Wouldn’t it be great to reduce the financial burden of having a family by maximising all of the reliefs and exemptions that are available to you? As most of these are imbedded into legislation it is likely that most families will forgo these which ends up costing them hundreds even thousands in unnecessary tax.  At ISIS we take a holistic approach to looking at your family affairs taking into consideration the following; 

Ways to maximise children’s tax credit claims & ensuring that child care vouchers are claimed while they are available

If you run your own business then there is the potential to maximise both your children’s tax credits and child care vouchers by choosing the way you pay yourself.

Tax credits are determined only on the taxable income you receive. If you have an undrawn director’s loan account in your company or are a sole trader or partnership, we can look at structuring your pay differently or incorporating your business to maximise your tax credit claims.

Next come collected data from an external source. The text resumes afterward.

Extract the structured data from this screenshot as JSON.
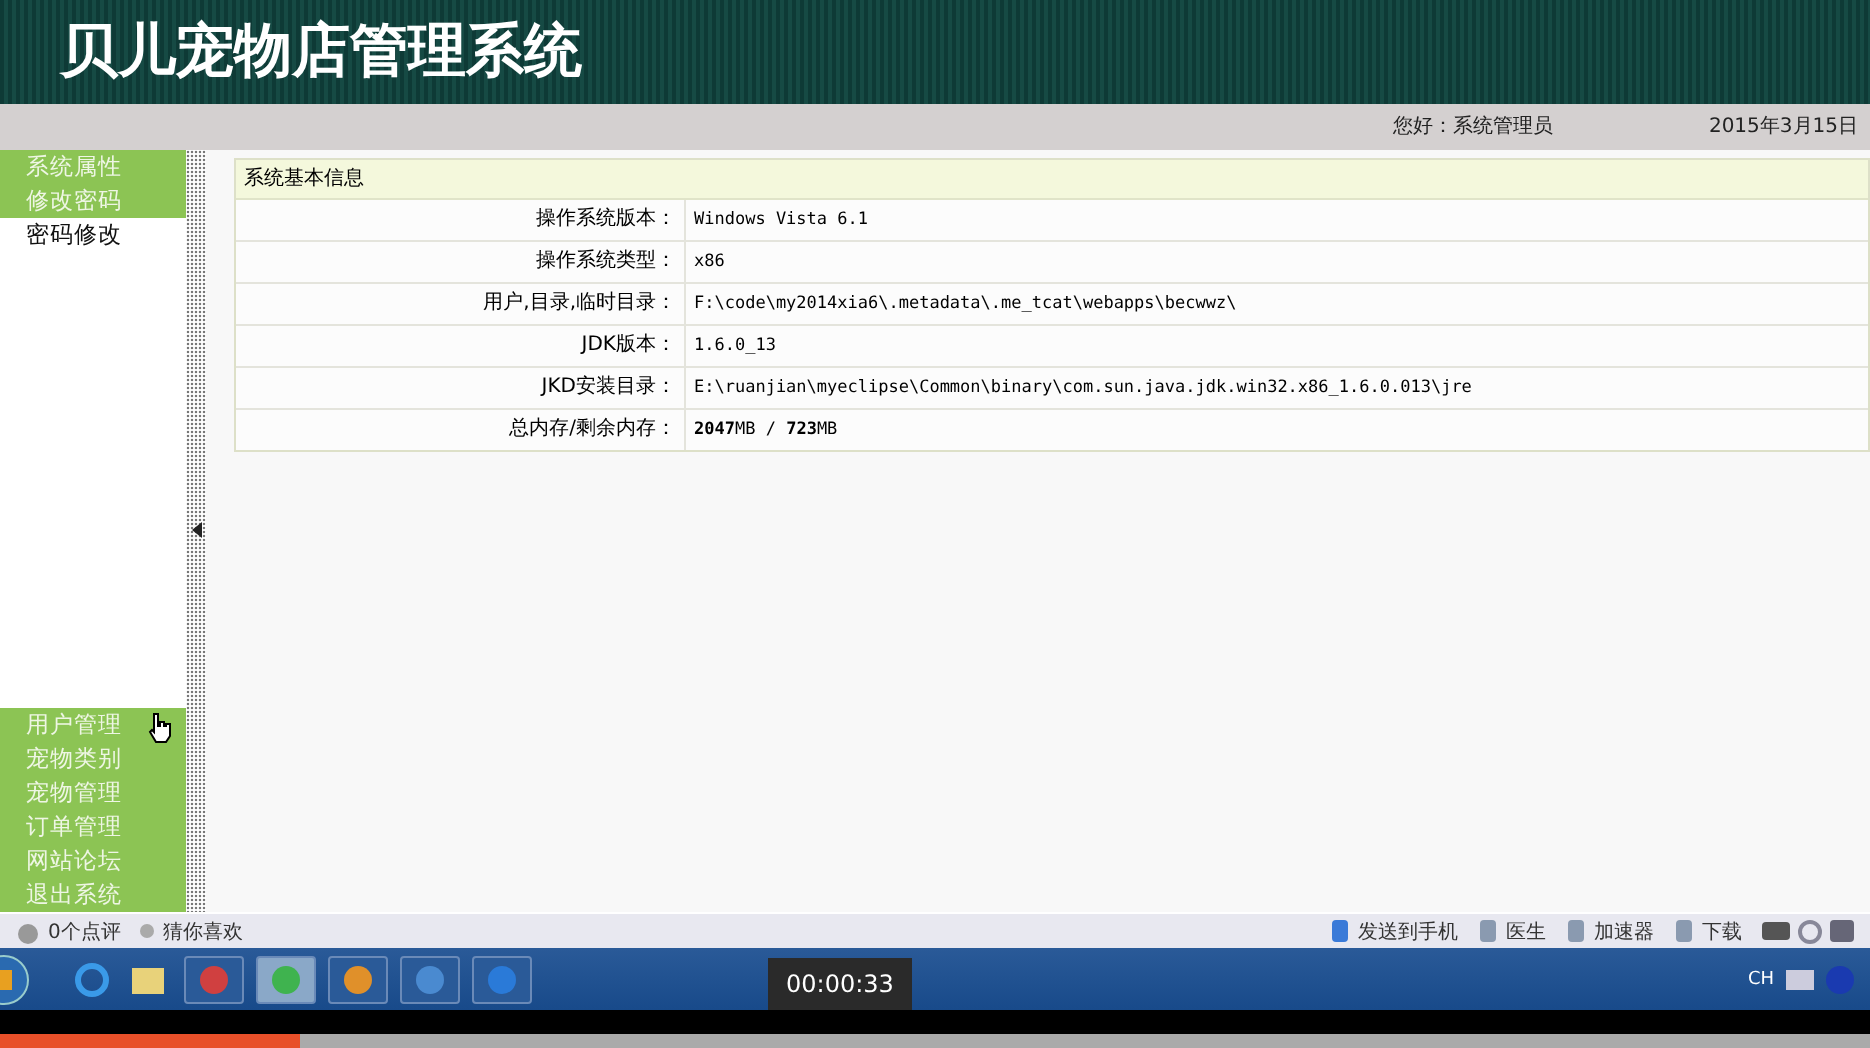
{
  "header": {
    "title": "贝儿宠物店管理系统"
  },
  "top_bar": {
    "greeting": "您好：系统管理员",
    "date": "2015年3月15日"
  },
  "sidebar": {
    "top_items": [
      {
        "label": "系统属性",
        "kind": "category"
      },
      {
        "label": "修改密码",
        "kind": "category"
      },
      {
        "label": "密码修改",
        "kind": "link"
      }
    ],
    "bottom_items": [
      {
        "label": "用户管理",
        "kind": "category"
      },
      {
        "label": "宠物类别",
        "kind": "category"
      },
      {
        "label": "宠物管理",
        "kind": "category"
      },
      {
        "label": "订单管理",
        "kind": "category"
      },
      {
        "label": "网站论坛",
        "kind": "category"
      },
      {
        "label": "退出系统",
        "kind": "category"
      }
    ]
  },
  "panel": {
    "title": "系统基本信息",
    "rows": [
      {
        "label": "操作系统版本：",
        "value": "Windows Vista  6.1"
      },
      {
        "label": "操作系统类型：",
        "value": "x86"
      },
      {
        "label": "用户,目录,临时目录：",
        "value": "F:\\code\\my2014xia6\\.metadata\\.me_tcat\\webapps\\becwwz\\"
      },
      {
        "label": "JDK版本：",
        "value": "1.6.0_13"
      },
      {
        "label": "JKD安装目录：",
        "value": "E:\\ruanjian\\myeclipse\\Common\\binary\\com.sun.java.jdk.win32.x86_1.6.0.013\\jre"
      },
      {
        "label": "总内存/剩余内存：",
        "value": "**2047**MB  /  **723**MB"
      }
    ]
  },
  "browser_status": {
    "left": [
      "0个点评",
      "猜你喜欢"
    ],
    "right": [
      "发送到手机",
      "医生",
      "加速器",
      "下载"
    ]
  },
  "taskbar": {
    "buttons": [
      {
        "selected": false
      },
      {
        "selected": true
      },
      {
        "selected": false
      },
      {
        "selected": false
      },
      {
        "selected": false
      }
    ],
    "language": "CH"
  },
  "video": {
    "time": "00:00:33",
    "level": 0.16
  }
}
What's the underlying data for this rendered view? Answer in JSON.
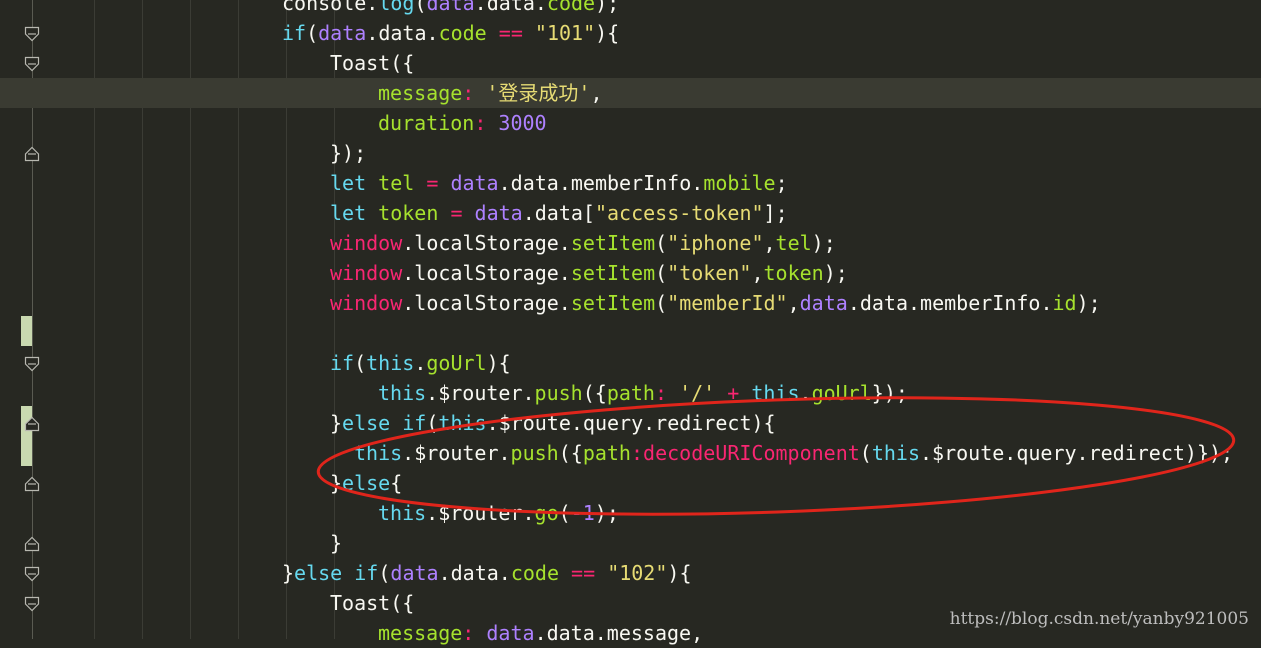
{
  "editor": {
    "lines": [
      {
        "tokens": [
          [
            "plain",
            "console."
          ],
          [
            "fn",
            "log"
          ],
          [
            "plain",
            "("
          ],
          [
            "var",
            "data"
          ],
          [
            "plain",
            ".data."
          ],
          [
            "prop",
            "code"
          ],
          [
            "plain",
            ");"
          ]
        ]
      },
      {
        "tokens": [
          [
            "kw",
            "if"
          ],
          [
            "plain",
            "("
          ],
          [
            "var",
            "data"
          ],
          [
            "plain",
            ".data."
          ],
          [
            "prop",
            "code"
          ],
          [
            "plain",
            " "
          ],
          [
            "mag",
            "=="
          ],
          [
            "plain",
            " "
          ],
          [
            "str",
            "\"101\""
          ],
          [
            "plain",
            "){"
          ]
        ]
      },
      {
        "tokens": [
          [
            "plain",
            "Toast({"
          ]
        ]
      },
      {
        "tokens": [
          [
            "prop",
            "message"
          ],
          [
            "mag",
            ":"
          ],
          [
            "plain",
            " "
          ],
          [
            "str",
            "'登录成功'"
          ],
          [
            "plain",
            ","
          ]
        ]
      },
      {
        "tokens": [
          [
            "prop",
            "duration"
          ],
          [
            "mag",
            ":"
          ],
          [
            "plain",
            " "
          ],
          [
            "num",
            "3000"
          ]
        ]
      },
      {
        "tokens": [
          [
            "plain",
            "});"
          ]
        ]
      },
      {
        "tokens": [
          [
            "kw",
            "let"
          ],
          [
            "plain",
            " "
          ],
          [
            "prop",
            "tel"
          ],
          [
            "plain",
            " "
          ],
          [
            "mag",
            "="
          ],
          [
            "plain",
            " "
          ],
          [
            "var",
            "data"
          ],
          [
            "plain",
            ".data.memberInfo."
          ],
          [
            "prop",
            "mobile"
          ],
          [
            "plain",
            ";"
          ]
        ]
      },
      {
        "tokens": [
          [
            "kw",
            "let"
          ],
          [
            "plain",
            " "
          ],
          [
            "prop",
            "token"
          ],
          [
            "plain",
            " "
          ],
          [
            "mag",
            "="
          ],
          [
            "plain",
            " "
          ],
          [
            "var",
            "data"
          ],
          [
            "plain",
            ".data["
          ],
          [
            "str",
            "\"access-token\""
          ],
          [
            "plain",
            "];"
          ]
        ]
      },
      {
        "tokens": [
          [
            "mag",
            "window"
          ],
          [
            "plain",
            ".localStorage."
          ],
          [
            "prop",
            "setItem"
          ],
          [
            "plain",
            "("
          ],
          [
            "str",
            "\"iphone\""
          ],
          [
            "plain",
            ","
          ],
          [
            "prop",
            "tel"
          ],
          [
            "plain",
            ");"
          ]
        ]
      },
      {
        "tokens": [
          [
            "mag",
            "window"
          ],
          [
            "plain",
            ".localStorage."
          ],
          [
            "prop",
            "setItem"
          ],
          [
            "plain",
            "("
          ],
          [
            "str",
            "\"token\""
          ],
          [
            "plain",
            ","
          ],
          [
            "prop",
            "token"
          ],
          [
            "plain",
            ");"
          ]
        ]
      },
      {
        "tokens": [
          [
            "mag",
            "window"
          ],
          [
            "plain",
            ".localStorage."
          ],
          [
            "prop",
            "setItem"
          ],
          [
            "plain",
            "("
          ],
          [
            "str",
            "\"memberId\""
          ],
          [
            "plain",
            ","
          ],
          [
            "var",
            "data"
          ],
          [
            "plain",
            ".data.memberInfo."
          ],
          [
            "prop",
            "id"
          ],
          [
            "plain",
            ");"
          ]
        ]
      },
      {
        "tokens": []
      },
      {
        "tokens": [
          [
            "kw",
            "if"
          ],
          [
            "plain",
            "("
          ],
          [
            "kw",
            "this"
          ],
          [
            "plain",
            "."
          ],
          [
            "prop",
            "goUrl"
          ],
          [
            "plain",
            "){"
          ]
        ]
      },
      {
        "tokens": [
          [
            "kw",
            "this"
          ],
          [
            "plain",
            ".$router."
          ],
          [
            "prop",
            "push"
          ],
          [
            "plain",
            "({"
          ],
          [
            "prop",
            "path"
          ],
          [
            "mag",
            ":"
          ],
          [
            "plain",
            " "
          ],
          [
            "str",
            "'/'"
          ],
          [
            "plain",
            " "
          ],
          [
            "mag",
            "+"
          ],
          [
            "plain",
            " "
          ],
          [
            "kw",
            "this"
          ],
          [
            "plain",
            "."
          ],
          [
            "prop",
            "goUrl"
          ],
          [
            "plain",
            "});"
          ]
        ]
      },
      {
        "tokens": [
          [
            "plain",
            "}"
          ],
          [
            "kw",
            "else"
          ],
          [
            "plain",
            " "
          ],
          [
            "kw",
            "if"
          ],
          [
            "plain",
            "("
          ],
          [
            "kw",
            "this"
          ],
          [
            "plain",
            ".$route.query.redirect){"
          ]
        ]
      },
      {
        "tokens": [
          [
            "kw",
            "this"
          ],
          [
            "plain",
            ".$router."
          ],
          [
            "prop",
            "push"
          ],
          [
            "plain",
            "({"
          ],
          [
            "prop",
            "path"
          ],
          [
            "mag",
            ":"
          ],
          [
            "mag",
            "decodeURIComponent"
          ],
          [
            "plain",
            "("
          ],
          [
            "kw",
            "this"
          ],
          [
            "plain",
            ".$route.query.redirect)});"
          ]
        ]
      },
      {
        "tokens": [
          [
            "plain",
            "}"
          ],
          [
            "kw",
            "else"
          ],
          [
            "plain",
            "{"
          ]
        ]
      },
      {
        "tokens": [
          [
            "kw",
            "this"
          ],
          [
            "plain",
            ".$router."
          ],
          [
            "prop",
            "go"
          ],
          [
            "plain",
            "("
          ],
          [
            "num",
            "-1"
          ],
          [
            "plain",
            ");"
          ]
        ]
      },
      {
        "tokens": [
          [
            "plain",
            "}"
          ]
        ]
      },
      {
        "tokens": [
          [
            "plain",
            "}"
          ],
          [
            "kw",
            "else"
          ],
          [
            "plain",
            " "
          ],
          [
            "kw",
            "if"
          ],
          [
            "plain",
            "("
          ],
          [
            "var",
            "data"
          ],
          [
            "plain",
            ".data."
          ],
          [
            "prop",
            "code"
          ],
          [
            "plain",
            " "
          ],
          [
            "mag",
            "=="
          ],
          [
            "plain",
            " "
          ],
          [
            "str",
            "\"102\""
          ],
          [
            "plain",
            "){"
          ]
        ]
      },
      {
        "tokens": [
          [
            "plain",
            "Toast({"
          ]
        ]
      },
      {
        "tokens": [
          [
            "prop",
            "message"
          ],
          [
            "mag",
            ":"
          ],
          [
            "plain",
            " "
          ],
          [
            "var",
            "data"
          ],
          [
            "plain",
            ".data.message,"
          ]
        ]
      }
    ],
    "highlight_color": "#e0251b"
  },
  "watermark": "https://blog.csdn.net/yanby921005"
}
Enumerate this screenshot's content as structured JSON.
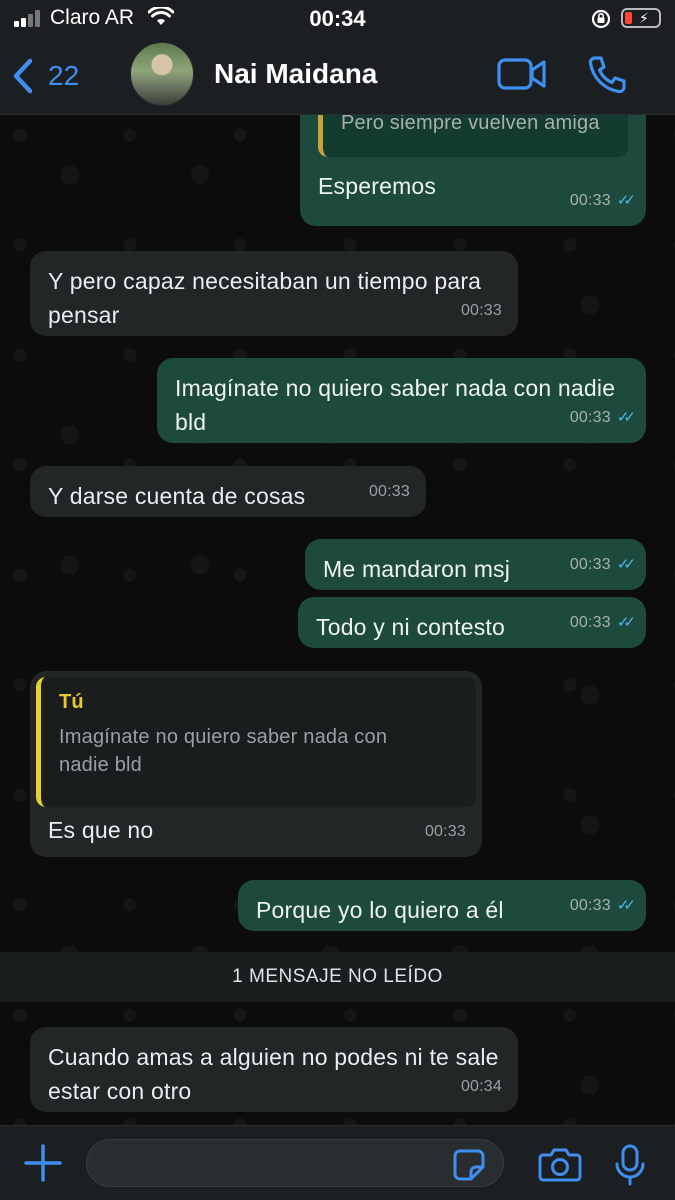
{
  "status_bar": {
    "carrier": "Claro AR",
    "time": "00:34"
  },
  "header": {
    "back_count": "22",
    "contact_name": "Nai Maidana"
  },
  "messages": [
    {
      "dir": "out",
      "quote_text": "Pero siempre vuelven amiga",
      "text": "Esperemos",
      "time": "00:33"
    },
    {
      "dir": "in",
      "text": "Y pero capaz necesitaban un tiempo para pensar",
      "time": "00:33"
    },
    {
      "dir": "out",
      "text": "Imagínate no quiero saber nada con nadie bld",
      "time": "00:33"
    },
    {
      "dir": "in",
      "text": "Y darse cuenta de cosas",
      "time": "00:33"
    },
    {
      "dir": "out",
      "text": "Me mandaron msj",
      "time": "00:33"
    },
    {
      "dir": "out",
      "text": "Todo y ni contesto",
      "time": "00:33"
    },
    {
      "dir": "in",
      "quote_author": "Tú",
      "quote_text": "Imagínate no quiero saber nada con nadie bld",
      "text": "Es que no",
      "time": "00:33"
    },
    {
      "dir": "out",
      "text": "Porque yo lo quiero a él",
      "time": "00:33"
    },
    {
      "dir": "in",
      "text": "Cuando amas a alguien no podes ni te sale estar con otro",
      "time": "00:34"
    }
  ],
  "unread_banner": "1 MENSAJE NO LEÍDO",
  "composer": {
    "placeholder": ""
  },
  "colors": {
    "accent": "#3f8ff0",
    "outgoing_bubble": "#1d4a3d",
    "incoming_bubble": "#232626",
    "read_ticks": "#4fb6ec",
    "quote_bar": "#e7d12e"
  },
  "icons": [
    "signal-icon",
    "wifi-icon",
    "orientation-lock-icon",
    "battery-icon",
    "back-chevron-icon",
    "video-call-icon",
    "phone-call-icon",
    "plus-icon",
    "sticker-icon",
    "camera-icon",
    "mic-icon",
    "read-ticks-icon"
  ]
}
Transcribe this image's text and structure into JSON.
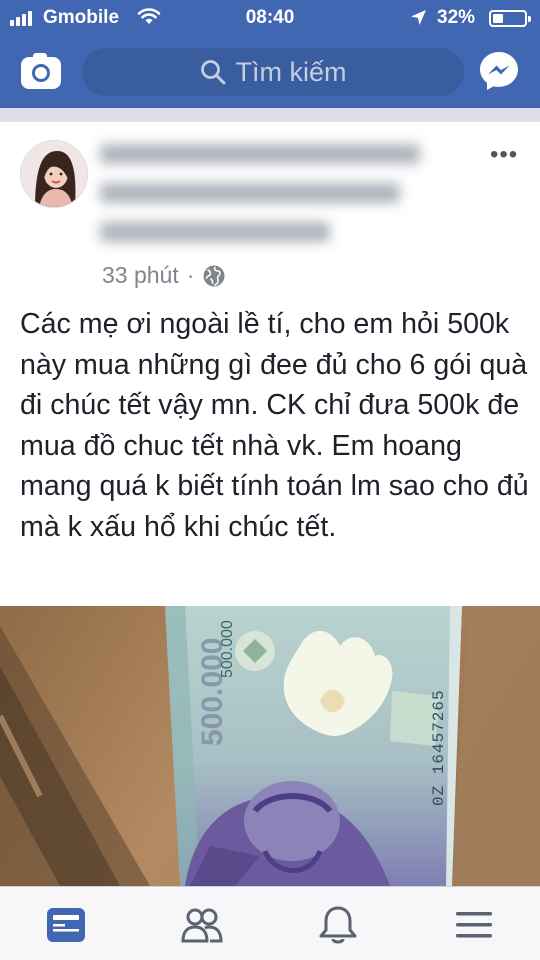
{
  "status_bar": {
    "carrier": "Gmobile",
    "time": "08:40",
    "battery_percent": "32%",
    "battery_level": 0.32,
    "signal_bars": 4
  },
  "header": {
    "search_placeholder": "Tìm kiếm",
    "camera_icon": "camera-icon",
    "messenger_icon": "messenger-icon",
    "background_color": "#4267b2"
  },
  "post": {
    "author_name_blurred": true,
    "time_ago": "33 phút",
    "separator": "·",
    "privacy_icon": "globe-icon",
    "text": "Các mẹ ơi ngoài lề tí,  cho em hỏi 500k này mua những gì đee đủ cho 6 gói quà đi chúc tết vậy mn.  CK chỉ đưa 500k đe mua đồ chuc tết nhà vk.  Em hoang mang quá k biết tính toán lm sao cho đủ mà k xấu hổ khi chúc tết.",
    "image": {
      "banknote_value": "500.000",
      "serial_number": "0Z 16457265"
    }
  },
  "tabbar": {
    "tabs": [
      {
        "icon": "news-feed-icon",
        "active": true
      },
      {
        "icon": "friends-icon",
        "active": false
      },
      {
        "icon": "notifications-bell-icon",
        "active": false
      },
      {
        "icon": "menu-icon",
        "active": false
      }
    ],
    "active_color": "#4267b2",
    "inactive_color": "#5b6270"
  }
}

Currently a basic rate taxpayer can receive £55 per week in vouchers as part of their salary to go towards child care costs. If you pay yourself by salary and dividends and are a higher rate payer you are still entitled to the £55 per week as the amount you can claim is only dependent on you employment income and not dividend income.

A lot of parents also don’t know that childcare vouchers can also be used for much more including qualifying after school clubs & breakfast clubs

Advising on tax efficient ways to pay school or University fees

We can also look at structuring your business suitably so that some of your business profits are paid into a trust of which your children are beneficiaries of. This way the income they receive is likely to be tax free because of their personal allowances. By structuring it this way it potentially saves the parents £000’s as their taxed income isn’t used to pay these fees.

Advising on how to make tax efficient gifts to your children, including ways to pay for your children’s wedding and escaping a potential inheritance tax charge

The cost of getting married is expensive and children often look to their parents for support. A normal gift of income from parent to child is a potentially exempt transfer from inheritance tax and they must out live seven years for it to become totally free from any inheritance tax payable by the child in possession of the money. Using statutory reliefs there is a way of gifting £22,000 to your children that is completely free from inheritance tax providing that it is for their wedding. 

Advising on the protection of any assets that you have gifted to your children so that they don’t sell them or are forced to sell them

It is not uncommon for parents to want to gift some of their assets to their children during their lifetime. One of the biggest fears for parents is that the child doesn’t retain the asset. A simple trust structure can be used that gives the child full use of the asset or full entitlement to its income at the same time as protecting the asset from unforeseen circumstances. For example your child becomes bankrupt where under normal circumstances they would be required to sell the asset. Using the trust any event like this would immediately transfer the ownership of the asset to the trustees and it would then be their own discretion what to do with it.